RSNO, 13/11/2021

Strauss : Tod und Verklärung
Ravel : Piano Concerto for the Left Hand (Kirill Gerstein, piano)
Rimsky-Korsakov : Scheherazade (Maya Iwabuchi, violin)

Royal Scottish National Orchestra
Michael Schønwandt

It's always a little peculiar to think that Strauss wrote all of his great tone poems before starting on his operatic career - barring Guntram which is never heard.  They are all youthful works, in which he honed his mastery of the orchestra to perfection.  Death and Transfiguration is the second, it's more a philosophical argument rather than a narrative, a bit like Also sprach Zarathustra, and it's curiously more heavily under Wagnerian influence than Don Juan, which was written the previous year.  In my opinion, it's also about five minutes too long, Strauss lets himself meander occasionally, but when the texture lightens, and the soaring Transfiguration theme takes over, all is forgiven, particularly under such persuasive direction as Michael Schønwandt's.

Ravel wrote his two piano concertos more or less simultaneously, but the D major for the Left Hand is the unloved sibling, not getting nearly as much air-time as the more traditionally structured G major.  While not denying the appeal of the G major, the D major has always struck me as the more interesting, in its one-movement structure, in the density and abrasive texture of its orchestral writing, in the darkly glinting colours and textures of the score, both in the orchestra and piano parts.  Approaches to it can be very varied; tonight's, with Kirill Gerstein as the soloist, was fascinatingly filmic.  I felt like I was hearing the soundtrack to one of those late-40s Hollywood fantasies, set in glorious Technicolour in a fantasy Persia or India, or some fabricated tropical island kingdom, with an exotic leading lady, like Maria Montez.  Obviously, that can't be what Ravel had in mind, that kind of film didn't exist yet, although it could be said that Diaghilev's Ballet Russes offered something of a template, and Ravel certainly frequented those circles, but in its own way, it worked well enough.  What I had against it was twofold; one, I felt that Gerstein was too much part of the texture, and not enough a soloist, for much of the work, and two, in the end it made the music seem a little superficial.  

Gerstein himself put on an impressive show, with few inaccuracies in the torrents of notes, and never at the upper ends - there's nothing worse than a pianist getting the last note of an upwards slide wrong, but it's so easily done - and a good focus, but the piano tone was always a little too edgy for my liking, never really singing.  At its best and most intense, there are undertones of The Rite of Spring to this concerto, a suggestion of some terrible and wonderful pagan ritual summoning forces beyond our comprehension; this was a step back from that, an image of it, rather than an enactment of it, and I felt that the audience, though appreciative, was not truly transported by it.  However, the reception was warm enough that Gerstein gave us an encore, and an unusual choice, though appropriate for this period and as a companion to the Ravel concerto, Debussy's Berceuse héroïque, written in 1914, a brooding, melancholy piece that carries overtones of funeral march rather than a lullaby.  Gerstein delivered this with a quiet power and conviction.

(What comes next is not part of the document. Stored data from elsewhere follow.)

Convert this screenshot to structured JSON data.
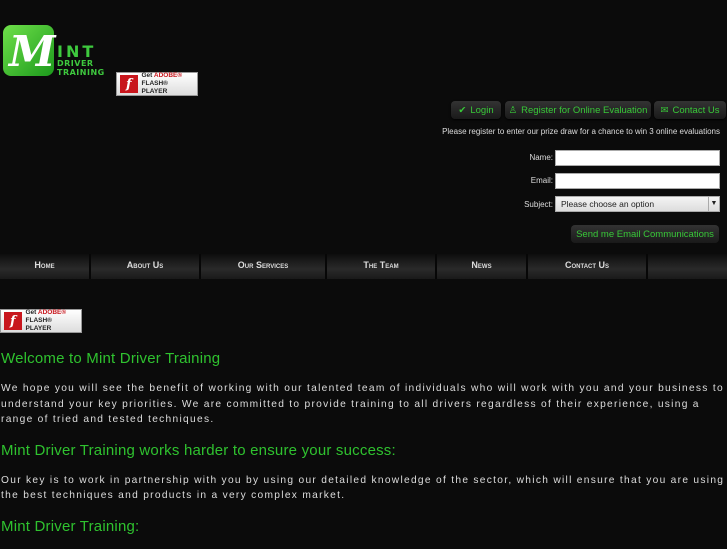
{
  "logo": {
    "mark": "M",
    "word": "INT",
    "line1": "DRIVER",
    "line2": "TRAINING"
  },
  "flash": {
    "get": "Get ",
    "adobe": "ADOBE®",
    "player": "FLASH® PLAYER"
  },
  "topbar": {
    "login": "Login",
    "register": "Register for Online Evaluation",
    "contact": "Contact Us"
  },
  "form": {
    "note": "Please register to enter our prize draw for a chance to win 3 online evaluations",
    "name_label": "Name:",
    "email_label": "Email:",
    "subject_label": "Subject:",
    "name_value": "",
    "email_value": "",
    "subject_selected": "Please choose an option",
    "submit": "Send me Email Communications"
  },
  "nav": [
    "Home",
    "About Us",
    "Our Services",
    "The Team",
    "News",
    "Contact Us",
    ""
  ],
  "content": {
    "h1": "Welcome to Mint Driver Training",
    "p1": "We hope you will see the benefit of working with our talented team of individuals who will work with you and your business to understand your key priorities. We are committed to provide training to all drivers regardless of their experience, using a range of tried and tested techniques.",
    "h2": "Mint Driver Training works harder to ensure your success:",
    "p2": "Our key is to work in partnership with you by using our detailed knowledge of the sector, which will ensure that you are using the best techniques and products in a very complex market.",
    "h3": "Mint Driver Training:"
  },
  "colors": {
    "accent": "#2fc22f",
    "background": "#0b0b0b"
  }
}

As if Strauss and Ravel were not enough, the evening concluded with another of classical music's greatest orchestrators, Rimsky-Korsakov and his suite of tone poems, Scheherazade.  Like the Strauss, Schønwandt conducted this without a score, yet all the detail was there, in page after page of shimmering textures, a rich, silken tapestry of colour.  The very opening was a little neutral, until the orchestra settled into the rocking evocation of the sea, which lapped around us seductively and perfused the air with a hint of brine. Of the four movements, my least favourite has always been the one which most others seem to prefer, "The Young Prince and the Young Princess".  What's generally regarded as sweetly romantic, I've usually found cloyingly sentimental, and although the central dance section had a pleasing lilt to it, otherwise, Schønwandt was not able to undo that impression.  Otherwise, however, this was an exciting reading, and never moreso than in the ever-increasing pace and excitement of the last movement, until all is swept away by the inexorable power of the sea once more.  Maya Iwabuchi's solo violin was not as opulent in tone as I like it in this piece, but that did not lessen the overall effect.  Rimsky's bejewelled tableaux were well-served tonight.